Anxiety Disorder Signs

Our bodies and emotions can signal an anxiety disorder. Different types of anxiety disorders have unique signs and symptoms – but some characteristics are common to all anxiety disorders. Examples of anxiety symptoms include:

  • Feelings of dread
  • Shortness of breath
  • Expecting the worst and watching for signs of danger
  • Pounding or racing heart
  • Upset stomach
  • Headaches
  • Frequent urination or diarrhea 

Anxiety Tests & Diagnosis

To diagnose anxiety disorders, your Mercy provider or behavioral health professional may:

  • Perform a physical exam
  • Review your medical history and symptoms
  • Order lab work or other tests

Anxiety Treatment Options

Anxiety disorders can be effectively treated through several treatment approaches such as counseling and therapy, medication or a combination of both. At Mercy, we provide the treatment plan that’s right for you.

A therapist works with you in counseling sessions to discuss ways to manage your anxiety. Cognitive-behavioral therapy (CBT) teaches you skills to manage anxiety. CBT therapy for anxiety can be done individually or in a group of people with similar issues.
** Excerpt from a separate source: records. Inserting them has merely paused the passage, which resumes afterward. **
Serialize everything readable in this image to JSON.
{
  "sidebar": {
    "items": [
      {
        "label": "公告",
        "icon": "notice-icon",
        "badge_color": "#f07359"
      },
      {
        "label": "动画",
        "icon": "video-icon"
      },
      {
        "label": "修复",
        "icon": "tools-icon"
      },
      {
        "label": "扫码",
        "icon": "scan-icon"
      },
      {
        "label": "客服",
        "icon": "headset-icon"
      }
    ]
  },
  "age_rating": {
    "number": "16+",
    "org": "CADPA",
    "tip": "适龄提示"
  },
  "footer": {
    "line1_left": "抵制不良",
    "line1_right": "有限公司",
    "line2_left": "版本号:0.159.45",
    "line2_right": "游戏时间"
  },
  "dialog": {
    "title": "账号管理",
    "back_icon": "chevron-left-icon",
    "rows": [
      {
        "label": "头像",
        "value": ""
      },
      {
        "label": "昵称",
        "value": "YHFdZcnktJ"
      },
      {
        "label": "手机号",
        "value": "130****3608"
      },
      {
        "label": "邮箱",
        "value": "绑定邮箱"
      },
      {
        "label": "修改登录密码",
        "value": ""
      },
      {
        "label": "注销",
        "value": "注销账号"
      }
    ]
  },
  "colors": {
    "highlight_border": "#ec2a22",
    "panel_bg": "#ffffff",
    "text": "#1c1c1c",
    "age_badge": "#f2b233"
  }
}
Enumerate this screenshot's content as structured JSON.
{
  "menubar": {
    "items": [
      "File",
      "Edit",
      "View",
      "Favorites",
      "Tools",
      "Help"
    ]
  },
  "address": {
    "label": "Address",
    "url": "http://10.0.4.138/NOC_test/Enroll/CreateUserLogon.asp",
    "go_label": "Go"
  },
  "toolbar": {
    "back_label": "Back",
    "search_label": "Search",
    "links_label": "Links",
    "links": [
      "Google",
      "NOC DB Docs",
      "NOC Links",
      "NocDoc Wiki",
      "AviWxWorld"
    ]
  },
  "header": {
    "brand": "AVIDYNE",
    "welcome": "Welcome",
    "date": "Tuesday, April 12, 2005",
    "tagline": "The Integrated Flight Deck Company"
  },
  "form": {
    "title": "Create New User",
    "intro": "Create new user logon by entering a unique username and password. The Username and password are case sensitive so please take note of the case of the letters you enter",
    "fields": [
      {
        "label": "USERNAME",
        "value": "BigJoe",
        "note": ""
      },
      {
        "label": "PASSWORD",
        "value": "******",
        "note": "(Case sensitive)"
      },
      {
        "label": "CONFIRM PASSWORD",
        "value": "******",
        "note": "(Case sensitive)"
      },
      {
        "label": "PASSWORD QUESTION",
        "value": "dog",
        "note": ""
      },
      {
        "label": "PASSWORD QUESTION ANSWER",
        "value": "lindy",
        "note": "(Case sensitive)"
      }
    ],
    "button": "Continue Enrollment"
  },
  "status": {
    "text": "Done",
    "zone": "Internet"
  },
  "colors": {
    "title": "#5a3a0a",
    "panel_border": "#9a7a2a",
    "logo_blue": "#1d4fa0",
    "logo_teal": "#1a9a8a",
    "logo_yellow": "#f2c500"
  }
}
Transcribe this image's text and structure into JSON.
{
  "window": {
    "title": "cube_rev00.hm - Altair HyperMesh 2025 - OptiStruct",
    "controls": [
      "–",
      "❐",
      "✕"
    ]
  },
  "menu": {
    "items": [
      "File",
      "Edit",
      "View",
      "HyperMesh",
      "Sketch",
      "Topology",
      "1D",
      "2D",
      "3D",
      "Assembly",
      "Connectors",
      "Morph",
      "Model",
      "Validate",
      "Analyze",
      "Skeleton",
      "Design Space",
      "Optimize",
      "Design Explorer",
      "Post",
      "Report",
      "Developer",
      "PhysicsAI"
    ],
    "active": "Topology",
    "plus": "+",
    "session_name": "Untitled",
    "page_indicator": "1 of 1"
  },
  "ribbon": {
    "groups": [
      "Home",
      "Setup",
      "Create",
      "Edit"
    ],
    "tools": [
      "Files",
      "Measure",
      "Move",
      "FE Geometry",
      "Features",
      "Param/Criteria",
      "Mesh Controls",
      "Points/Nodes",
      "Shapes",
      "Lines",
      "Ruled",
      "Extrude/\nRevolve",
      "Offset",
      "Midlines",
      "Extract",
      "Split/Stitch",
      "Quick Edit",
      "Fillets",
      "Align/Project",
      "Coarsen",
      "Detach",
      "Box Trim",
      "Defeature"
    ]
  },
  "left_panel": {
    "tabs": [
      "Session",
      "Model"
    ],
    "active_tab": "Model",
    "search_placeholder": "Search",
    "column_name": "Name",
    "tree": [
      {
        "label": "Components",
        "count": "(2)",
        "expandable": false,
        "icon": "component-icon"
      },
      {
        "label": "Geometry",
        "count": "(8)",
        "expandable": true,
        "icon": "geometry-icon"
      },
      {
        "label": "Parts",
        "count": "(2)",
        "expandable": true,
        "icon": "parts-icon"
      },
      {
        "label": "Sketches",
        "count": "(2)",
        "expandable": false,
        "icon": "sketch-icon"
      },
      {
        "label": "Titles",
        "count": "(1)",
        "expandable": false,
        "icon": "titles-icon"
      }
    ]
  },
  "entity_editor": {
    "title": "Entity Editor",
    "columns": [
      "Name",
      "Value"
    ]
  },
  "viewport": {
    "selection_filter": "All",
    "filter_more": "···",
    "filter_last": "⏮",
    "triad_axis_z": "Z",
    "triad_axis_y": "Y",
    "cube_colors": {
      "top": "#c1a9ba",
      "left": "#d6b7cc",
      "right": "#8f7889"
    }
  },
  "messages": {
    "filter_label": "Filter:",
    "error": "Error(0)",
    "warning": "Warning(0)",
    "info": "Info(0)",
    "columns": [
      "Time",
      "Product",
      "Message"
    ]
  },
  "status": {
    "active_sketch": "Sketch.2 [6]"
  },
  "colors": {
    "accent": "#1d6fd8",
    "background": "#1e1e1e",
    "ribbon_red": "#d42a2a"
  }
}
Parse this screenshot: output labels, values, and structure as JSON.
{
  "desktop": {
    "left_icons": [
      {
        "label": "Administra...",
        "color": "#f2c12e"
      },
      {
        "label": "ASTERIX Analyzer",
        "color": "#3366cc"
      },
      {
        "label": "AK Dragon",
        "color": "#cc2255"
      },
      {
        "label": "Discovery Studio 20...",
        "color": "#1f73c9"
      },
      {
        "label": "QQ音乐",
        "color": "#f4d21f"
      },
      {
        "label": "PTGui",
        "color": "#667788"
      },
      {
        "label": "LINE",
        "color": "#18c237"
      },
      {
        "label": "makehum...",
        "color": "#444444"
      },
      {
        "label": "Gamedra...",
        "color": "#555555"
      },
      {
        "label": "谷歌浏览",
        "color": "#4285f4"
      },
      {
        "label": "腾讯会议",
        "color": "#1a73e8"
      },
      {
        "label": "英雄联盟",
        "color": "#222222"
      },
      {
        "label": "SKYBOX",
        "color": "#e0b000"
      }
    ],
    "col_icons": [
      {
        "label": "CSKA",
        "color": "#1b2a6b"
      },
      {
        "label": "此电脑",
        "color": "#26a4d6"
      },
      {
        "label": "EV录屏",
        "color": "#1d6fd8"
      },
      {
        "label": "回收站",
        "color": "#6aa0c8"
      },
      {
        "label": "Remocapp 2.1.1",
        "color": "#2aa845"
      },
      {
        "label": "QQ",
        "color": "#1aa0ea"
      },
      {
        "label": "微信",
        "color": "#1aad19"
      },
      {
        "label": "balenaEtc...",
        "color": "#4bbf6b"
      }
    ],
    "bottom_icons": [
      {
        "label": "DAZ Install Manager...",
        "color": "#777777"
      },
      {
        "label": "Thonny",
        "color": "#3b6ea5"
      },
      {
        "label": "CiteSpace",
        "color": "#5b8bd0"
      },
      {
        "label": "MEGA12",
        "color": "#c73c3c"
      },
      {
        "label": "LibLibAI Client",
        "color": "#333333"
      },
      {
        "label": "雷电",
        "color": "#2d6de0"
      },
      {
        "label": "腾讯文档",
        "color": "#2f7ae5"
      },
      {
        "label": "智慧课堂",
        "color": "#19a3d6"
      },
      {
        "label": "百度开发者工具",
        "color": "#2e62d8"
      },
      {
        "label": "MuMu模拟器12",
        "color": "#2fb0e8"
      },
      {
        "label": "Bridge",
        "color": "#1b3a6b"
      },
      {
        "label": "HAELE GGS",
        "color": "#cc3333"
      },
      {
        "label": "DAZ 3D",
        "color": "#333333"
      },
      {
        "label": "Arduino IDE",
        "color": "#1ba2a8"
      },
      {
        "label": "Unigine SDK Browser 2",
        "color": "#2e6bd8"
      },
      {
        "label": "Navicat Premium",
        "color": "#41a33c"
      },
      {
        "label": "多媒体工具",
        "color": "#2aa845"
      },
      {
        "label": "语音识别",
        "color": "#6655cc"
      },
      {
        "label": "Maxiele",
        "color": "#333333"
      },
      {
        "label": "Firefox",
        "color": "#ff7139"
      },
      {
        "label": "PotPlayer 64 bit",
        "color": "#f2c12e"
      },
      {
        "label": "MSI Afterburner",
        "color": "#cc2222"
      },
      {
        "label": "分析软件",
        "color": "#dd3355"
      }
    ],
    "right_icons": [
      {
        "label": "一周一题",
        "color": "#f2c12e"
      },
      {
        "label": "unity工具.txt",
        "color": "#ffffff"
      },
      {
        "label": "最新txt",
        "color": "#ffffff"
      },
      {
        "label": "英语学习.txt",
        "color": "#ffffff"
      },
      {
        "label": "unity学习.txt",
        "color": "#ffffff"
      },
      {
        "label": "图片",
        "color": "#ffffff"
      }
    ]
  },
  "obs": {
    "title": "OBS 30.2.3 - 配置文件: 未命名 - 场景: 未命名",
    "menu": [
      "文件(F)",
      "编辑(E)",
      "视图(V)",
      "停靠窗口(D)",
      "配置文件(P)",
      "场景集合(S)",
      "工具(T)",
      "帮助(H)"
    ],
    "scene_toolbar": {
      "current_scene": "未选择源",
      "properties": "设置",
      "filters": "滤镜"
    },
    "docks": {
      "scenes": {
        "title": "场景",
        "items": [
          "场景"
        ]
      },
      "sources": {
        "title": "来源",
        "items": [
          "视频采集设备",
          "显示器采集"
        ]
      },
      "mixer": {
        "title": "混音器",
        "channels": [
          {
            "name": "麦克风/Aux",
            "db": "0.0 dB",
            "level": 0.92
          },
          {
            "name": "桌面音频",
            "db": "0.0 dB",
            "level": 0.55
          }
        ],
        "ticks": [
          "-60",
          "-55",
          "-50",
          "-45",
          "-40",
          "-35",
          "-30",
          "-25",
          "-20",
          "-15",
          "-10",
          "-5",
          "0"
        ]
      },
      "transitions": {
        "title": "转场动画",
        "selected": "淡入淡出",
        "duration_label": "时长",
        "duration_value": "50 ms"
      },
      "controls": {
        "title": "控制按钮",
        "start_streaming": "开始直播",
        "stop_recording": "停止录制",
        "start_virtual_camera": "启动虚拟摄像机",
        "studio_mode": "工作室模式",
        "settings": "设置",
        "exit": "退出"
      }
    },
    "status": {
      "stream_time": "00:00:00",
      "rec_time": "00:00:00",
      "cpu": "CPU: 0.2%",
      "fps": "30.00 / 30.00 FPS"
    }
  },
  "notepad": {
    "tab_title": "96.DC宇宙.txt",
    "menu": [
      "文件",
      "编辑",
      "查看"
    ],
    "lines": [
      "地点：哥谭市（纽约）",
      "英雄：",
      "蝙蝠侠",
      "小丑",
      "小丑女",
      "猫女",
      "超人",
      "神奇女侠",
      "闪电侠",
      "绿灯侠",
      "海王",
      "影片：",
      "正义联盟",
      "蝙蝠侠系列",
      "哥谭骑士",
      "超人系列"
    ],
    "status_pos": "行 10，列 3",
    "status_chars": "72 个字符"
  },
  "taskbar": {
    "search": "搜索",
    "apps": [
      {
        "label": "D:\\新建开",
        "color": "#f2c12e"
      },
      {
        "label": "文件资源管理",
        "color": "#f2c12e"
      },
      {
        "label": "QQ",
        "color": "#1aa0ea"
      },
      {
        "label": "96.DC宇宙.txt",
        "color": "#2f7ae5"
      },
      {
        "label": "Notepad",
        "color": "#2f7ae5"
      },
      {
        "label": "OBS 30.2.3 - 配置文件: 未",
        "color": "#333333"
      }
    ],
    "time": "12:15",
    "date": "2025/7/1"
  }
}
Medications can be used to treat anxiety disorders. A variety of medications are used to treat anxiety and panic disorders – and many of them also treat depression. Your Mercy doctor or behavioral health professional will discuss your options, including the benefits and risks. 

Some people with anxiety also benefit from healing therapies used along with regular medical care, which is known as complementary or integrative therapies. Mercy Integrative Medicine focuses on your emotional and spiritual well-being through a variety of therapies. Meditation is a therapy that helps clear your mind so you feel calmer and at peace.

Dealing with Anxiety

Living with an anxiety disorder is manageable with the right care and support. Mercy doctors and behavioral health professionals offer treatments and services to help you reduce anxiety and get more out of life.

Taking care of yourself is also key when you’re feeling stress and anxiety. Be sure to get plenty of sleep, eat healthy foods and take time to exercise. Always avoid alcohol and drugs, which can worsen your anxiety. Making time for healthy self-care can make a big difference when you live with anxiety.